Peter Parker

The land of lost content

issue 08 December 2012

Published at the author’s expense in 1896, A.E. Housman’s A Shropshire Lad did not at first attract many readers. It was only after it had been taken up by an ambitious young publisher called Grant Richards that it began to sell. The poems’ popularity increased further when English composers, deciding that they had found their own Heine or Müller, began setting them individually or as song cycles. Between 1906 and 1911 the average annual sale rose to more than 13,500, and by the time the first world war broke out the book was reputed to be ‘in every pocket’. Its themes of love and loss, of nostalgia for a ‘far country’ to which one could never return, and of ‘lads that will die in their glory and never be old’ seemed suddenly and poignantly of the moment.

Housman’s personal reputation, however, remained that of a dour and unapproachable bachelor don who devoted his professional life to emending often obscure Latin texts.  ‘So Alfred has a heart after all,’ a member of his family commented after reading A Shropshire Lad, and he certainly seemed an unlikely author of this plangent little volume of 63 poems. When questioned, he claimed that the book came about as the result of ‘a relaxed sore throat’ he suffered in 1895.

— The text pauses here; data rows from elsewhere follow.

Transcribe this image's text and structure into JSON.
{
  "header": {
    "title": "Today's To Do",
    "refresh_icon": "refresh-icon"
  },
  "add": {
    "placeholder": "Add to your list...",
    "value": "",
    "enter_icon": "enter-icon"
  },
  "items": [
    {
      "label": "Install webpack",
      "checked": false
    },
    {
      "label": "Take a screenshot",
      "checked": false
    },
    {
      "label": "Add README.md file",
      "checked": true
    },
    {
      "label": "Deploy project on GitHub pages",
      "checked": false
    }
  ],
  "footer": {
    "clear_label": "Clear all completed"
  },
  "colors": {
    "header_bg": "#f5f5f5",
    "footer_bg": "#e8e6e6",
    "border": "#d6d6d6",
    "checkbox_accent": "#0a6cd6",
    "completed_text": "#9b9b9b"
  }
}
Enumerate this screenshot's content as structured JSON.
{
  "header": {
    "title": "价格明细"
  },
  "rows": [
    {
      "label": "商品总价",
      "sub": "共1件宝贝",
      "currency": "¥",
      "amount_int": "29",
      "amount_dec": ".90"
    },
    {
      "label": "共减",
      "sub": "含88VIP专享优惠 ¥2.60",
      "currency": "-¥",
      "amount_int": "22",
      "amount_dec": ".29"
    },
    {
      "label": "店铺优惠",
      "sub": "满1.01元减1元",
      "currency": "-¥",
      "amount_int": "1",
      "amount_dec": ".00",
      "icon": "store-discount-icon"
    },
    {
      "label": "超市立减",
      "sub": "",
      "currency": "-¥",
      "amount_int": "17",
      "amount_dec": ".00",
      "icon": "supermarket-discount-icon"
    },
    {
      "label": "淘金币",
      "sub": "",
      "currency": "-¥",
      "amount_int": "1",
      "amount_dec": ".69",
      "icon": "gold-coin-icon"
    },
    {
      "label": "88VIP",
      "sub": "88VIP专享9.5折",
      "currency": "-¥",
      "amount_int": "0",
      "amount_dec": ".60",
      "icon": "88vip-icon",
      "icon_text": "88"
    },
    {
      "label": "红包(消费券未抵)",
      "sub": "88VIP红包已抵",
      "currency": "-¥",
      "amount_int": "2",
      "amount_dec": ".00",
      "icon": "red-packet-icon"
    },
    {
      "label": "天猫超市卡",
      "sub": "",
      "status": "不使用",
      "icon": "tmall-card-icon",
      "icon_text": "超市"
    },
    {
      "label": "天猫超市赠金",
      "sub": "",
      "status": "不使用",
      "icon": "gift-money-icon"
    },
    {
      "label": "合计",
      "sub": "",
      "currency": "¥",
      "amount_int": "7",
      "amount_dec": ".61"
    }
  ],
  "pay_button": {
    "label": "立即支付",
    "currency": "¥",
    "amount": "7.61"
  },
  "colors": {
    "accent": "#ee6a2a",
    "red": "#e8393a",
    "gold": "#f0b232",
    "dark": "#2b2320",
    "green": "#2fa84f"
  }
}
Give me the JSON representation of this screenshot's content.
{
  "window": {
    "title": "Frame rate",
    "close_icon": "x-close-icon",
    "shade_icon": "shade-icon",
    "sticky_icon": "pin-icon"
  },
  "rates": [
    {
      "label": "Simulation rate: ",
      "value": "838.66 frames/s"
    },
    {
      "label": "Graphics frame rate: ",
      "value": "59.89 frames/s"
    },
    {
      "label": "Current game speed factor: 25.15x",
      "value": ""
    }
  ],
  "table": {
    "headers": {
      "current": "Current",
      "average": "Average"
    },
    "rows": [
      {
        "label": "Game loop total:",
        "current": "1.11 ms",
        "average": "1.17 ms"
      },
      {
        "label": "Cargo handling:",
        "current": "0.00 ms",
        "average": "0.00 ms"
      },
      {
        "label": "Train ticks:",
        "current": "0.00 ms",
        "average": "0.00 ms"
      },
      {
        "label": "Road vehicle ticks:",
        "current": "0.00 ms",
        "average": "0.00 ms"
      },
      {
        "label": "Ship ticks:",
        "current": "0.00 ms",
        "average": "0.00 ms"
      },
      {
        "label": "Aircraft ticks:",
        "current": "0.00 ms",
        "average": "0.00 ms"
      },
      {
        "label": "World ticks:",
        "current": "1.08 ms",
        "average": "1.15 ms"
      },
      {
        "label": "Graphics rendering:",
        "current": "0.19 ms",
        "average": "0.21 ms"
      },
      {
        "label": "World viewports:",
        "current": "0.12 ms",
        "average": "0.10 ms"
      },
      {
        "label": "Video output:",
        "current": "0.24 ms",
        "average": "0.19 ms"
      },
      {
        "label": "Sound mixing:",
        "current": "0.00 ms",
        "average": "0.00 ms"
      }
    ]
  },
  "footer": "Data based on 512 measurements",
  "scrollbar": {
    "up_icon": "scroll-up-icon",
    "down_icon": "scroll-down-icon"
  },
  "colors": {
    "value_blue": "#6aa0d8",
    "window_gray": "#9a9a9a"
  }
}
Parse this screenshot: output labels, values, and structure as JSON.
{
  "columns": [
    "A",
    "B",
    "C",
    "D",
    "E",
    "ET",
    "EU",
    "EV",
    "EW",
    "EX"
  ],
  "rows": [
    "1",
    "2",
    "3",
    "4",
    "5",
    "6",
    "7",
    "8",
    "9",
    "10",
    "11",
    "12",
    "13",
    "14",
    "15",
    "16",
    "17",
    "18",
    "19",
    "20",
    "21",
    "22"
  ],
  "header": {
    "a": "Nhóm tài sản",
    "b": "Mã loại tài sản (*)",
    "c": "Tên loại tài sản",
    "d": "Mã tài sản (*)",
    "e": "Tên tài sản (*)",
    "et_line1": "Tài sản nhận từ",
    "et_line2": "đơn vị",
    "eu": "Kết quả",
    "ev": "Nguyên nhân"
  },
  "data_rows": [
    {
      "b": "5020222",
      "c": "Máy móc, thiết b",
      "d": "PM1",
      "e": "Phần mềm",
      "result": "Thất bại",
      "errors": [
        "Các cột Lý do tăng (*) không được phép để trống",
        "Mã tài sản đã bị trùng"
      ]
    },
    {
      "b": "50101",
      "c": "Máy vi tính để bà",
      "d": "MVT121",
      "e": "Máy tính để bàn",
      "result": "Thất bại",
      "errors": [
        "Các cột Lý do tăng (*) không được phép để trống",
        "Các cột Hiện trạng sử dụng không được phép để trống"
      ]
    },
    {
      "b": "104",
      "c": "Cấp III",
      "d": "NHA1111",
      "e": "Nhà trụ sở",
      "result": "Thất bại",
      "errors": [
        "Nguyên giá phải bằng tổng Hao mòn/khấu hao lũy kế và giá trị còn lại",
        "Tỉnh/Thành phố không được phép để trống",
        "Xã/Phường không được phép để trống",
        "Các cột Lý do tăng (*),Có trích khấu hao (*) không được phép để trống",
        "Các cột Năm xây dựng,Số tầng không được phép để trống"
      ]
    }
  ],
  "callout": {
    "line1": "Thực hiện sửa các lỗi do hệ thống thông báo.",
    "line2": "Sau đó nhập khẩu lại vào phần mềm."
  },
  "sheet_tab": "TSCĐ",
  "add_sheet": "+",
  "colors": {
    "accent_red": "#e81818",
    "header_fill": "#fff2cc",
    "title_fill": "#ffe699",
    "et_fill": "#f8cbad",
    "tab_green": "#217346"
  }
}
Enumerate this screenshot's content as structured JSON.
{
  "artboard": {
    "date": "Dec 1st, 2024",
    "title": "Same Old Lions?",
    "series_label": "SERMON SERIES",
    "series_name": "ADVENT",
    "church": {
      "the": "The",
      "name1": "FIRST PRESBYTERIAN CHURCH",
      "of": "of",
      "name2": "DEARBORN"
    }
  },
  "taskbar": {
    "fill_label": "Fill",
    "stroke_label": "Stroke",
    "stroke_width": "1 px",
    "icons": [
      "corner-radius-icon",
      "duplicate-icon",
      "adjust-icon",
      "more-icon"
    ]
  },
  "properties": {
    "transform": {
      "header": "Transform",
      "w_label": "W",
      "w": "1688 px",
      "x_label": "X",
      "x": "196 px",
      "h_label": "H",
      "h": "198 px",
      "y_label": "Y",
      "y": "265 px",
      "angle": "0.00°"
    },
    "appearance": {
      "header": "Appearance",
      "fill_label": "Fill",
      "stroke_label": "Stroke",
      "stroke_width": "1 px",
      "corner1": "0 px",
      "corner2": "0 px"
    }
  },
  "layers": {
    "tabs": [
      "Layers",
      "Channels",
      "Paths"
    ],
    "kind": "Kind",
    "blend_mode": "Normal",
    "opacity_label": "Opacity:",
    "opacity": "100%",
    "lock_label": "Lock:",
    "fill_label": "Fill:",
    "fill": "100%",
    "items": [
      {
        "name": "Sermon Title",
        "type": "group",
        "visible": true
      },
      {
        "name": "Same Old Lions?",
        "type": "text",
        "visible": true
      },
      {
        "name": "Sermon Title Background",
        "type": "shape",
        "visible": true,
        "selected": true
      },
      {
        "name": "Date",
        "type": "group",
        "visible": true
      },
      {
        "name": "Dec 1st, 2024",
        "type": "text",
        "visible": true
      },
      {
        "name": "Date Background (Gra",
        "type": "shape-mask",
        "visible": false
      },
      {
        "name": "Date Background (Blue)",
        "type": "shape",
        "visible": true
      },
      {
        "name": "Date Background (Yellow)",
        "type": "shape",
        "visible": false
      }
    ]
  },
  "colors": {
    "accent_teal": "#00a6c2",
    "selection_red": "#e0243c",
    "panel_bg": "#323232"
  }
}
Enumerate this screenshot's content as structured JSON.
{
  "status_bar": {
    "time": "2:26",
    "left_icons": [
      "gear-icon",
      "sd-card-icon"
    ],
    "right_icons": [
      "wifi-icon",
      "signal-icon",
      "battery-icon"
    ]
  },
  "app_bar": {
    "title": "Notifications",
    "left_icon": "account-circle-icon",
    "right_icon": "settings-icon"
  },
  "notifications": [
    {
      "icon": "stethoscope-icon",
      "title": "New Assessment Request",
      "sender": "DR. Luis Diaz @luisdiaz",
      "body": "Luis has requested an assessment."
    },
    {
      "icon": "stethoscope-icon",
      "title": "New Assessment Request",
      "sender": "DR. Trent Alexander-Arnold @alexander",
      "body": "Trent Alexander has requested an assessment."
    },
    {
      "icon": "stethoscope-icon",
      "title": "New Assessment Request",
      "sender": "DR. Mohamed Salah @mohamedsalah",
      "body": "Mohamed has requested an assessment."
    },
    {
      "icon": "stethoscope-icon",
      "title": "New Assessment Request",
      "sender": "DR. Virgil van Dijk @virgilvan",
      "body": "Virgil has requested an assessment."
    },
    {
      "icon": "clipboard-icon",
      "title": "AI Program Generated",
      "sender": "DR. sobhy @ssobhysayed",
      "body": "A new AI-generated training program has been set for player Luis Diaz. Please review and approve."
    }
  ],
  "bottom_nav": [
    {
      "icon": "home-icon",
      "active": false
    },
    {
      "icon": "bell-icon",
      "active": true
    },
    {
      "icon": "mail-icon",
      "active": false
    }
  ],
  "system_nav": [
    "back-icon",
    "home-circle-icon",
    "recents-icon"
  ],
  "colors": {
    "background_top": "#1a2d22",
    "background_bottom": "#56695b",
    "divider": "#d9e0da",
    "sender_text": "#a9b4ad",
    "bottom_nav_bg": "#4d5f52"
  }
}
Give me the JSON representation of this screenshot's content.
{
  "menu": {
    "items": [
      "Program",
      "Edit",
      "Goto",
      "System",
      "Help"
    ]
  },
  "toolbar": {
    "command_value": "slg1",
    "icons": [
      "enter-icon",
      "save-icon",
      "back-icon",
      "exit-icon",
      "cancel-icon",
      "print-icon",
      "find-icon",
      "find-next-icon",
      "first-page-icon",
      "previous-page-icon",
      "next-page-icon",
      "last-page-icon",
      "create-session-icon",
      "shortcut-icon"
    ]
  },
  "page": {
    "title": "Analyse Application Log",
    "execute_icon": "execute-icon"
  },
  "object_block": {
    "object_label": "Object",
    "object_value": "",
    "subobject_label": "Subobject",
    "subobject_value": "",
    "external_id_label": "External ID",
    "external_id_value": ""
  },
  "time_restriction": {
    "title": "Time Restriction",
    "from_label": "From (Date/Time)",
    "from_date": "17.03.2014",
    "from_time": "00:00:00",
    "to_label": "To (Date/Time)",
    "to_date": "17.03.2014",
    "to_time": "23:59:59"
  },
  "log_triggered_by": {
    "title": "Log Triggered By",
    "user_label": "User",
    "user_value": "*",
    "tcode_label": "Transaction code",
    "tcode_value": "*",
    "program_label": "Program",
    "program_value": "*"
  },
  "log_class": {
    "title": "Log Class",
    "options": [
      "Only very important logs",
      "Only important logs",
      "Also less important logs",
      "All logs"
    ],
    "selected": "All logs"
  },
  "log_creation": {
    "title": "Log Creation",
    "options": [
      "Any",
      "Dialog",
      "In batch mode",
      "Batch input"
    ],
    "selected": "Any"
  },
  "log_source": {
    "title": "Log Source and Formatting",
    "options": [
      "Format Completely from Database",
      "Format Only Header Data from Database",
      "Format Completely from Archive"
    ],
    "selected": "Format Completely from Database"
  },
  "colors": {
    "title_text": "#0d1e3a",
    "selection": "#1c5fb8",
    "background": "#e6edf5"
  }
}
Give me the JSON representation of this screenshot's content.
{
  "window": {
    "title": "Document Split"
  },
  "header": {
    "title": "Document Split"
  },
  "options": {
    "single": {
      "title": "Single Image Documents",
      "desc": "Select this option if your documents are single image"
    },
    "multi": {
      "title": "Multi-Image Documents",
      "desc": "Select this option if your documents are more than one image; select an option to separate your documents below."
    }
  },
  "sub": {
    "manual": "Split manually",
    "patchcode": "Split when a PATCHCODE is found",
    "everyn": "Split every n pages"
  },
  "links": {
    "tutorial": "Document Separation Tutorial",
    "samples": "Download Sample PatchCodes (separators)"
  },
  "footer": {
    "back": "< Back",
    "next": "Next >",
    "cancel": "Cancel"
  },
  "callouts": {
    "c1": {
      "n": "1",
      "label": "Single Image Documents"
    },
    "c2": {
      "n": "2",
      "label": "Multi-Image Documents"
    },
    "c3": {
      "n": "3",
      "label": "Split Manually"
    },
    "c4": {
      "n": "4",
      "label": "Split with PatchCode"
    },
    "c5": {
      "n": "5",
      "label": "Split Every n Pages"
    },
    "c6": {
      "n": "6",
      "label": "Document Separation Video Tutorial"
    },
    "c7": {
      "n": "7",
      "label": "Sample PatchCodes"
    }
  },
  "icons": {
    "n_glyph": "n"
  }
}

As is now well known, its deeply buried mainspring was in fact his unreciprocated love for a man called Moses Jackson with whom he had shared lodgings at Oxford in 1879 — hence the title of Henry Maas’s new book. Although the two men rarely saw each other after Jackson took up a teaching post in India in 1887, ‘dear old Mo’ remained the focus of Housman’s emotional life. ‘Now I can die myself,’ he told a mutual friend when news of Jackson’s death reached him in 1923: ‘I could not have borne to leave him behind me in a world where anything might happen to him.’ As Maas notes, it was almost certainly news of Jackson’s terminal illness that persuaded the hitherto reluctant Housman to assemble a second volume, to which he gave the decisive (but, as it turned out, inaccurate) title Last Poems.

Maas was editor of the first and still very useful edition of Housman’s letters in 1971, and his new book, though as slim as A Shropshire Lad itself, comes from a thoroughgoing knowledge of its subject. It neatly lays out the principal biographical facts and makes a very good case for the work, which may appear artless but was often the result of frequent revisions over long periods.

Maas notes that the poems achieve part of their effect by a determination to find precisely the right word — which is of course what Housman spent his time doing as an editor of classical texts. He may be overstating the case when he writes that the posthumously published More Poems (compiled from the surviving notebooks by Housman’s brother Laurence in 1936) ‘contains as many of Housman’s best poems as either A Shropshire Lad or Last Poems’, but he is right to draw attention to work that is less well known.

While his observation about the relationship in the poems between the ‘compression of language’ and ‘the compression of emotion’ is acute, some of his biographical assertions should be treated with caution: Jackson may well have been ‘revolted by the mere notion’ of homosexuality, but there is no actual evidence for this, and while Housman may have been ‘bitter’, was he really ‘self-loathing’?

This is nevertheless a succinct and lively introduction to the man and his work, further enriched by some ingenious suggestions as to the significance of the number 63 and the reason A Shropshire Lad was originally titled ‘The Poems of Terence Hearsay’.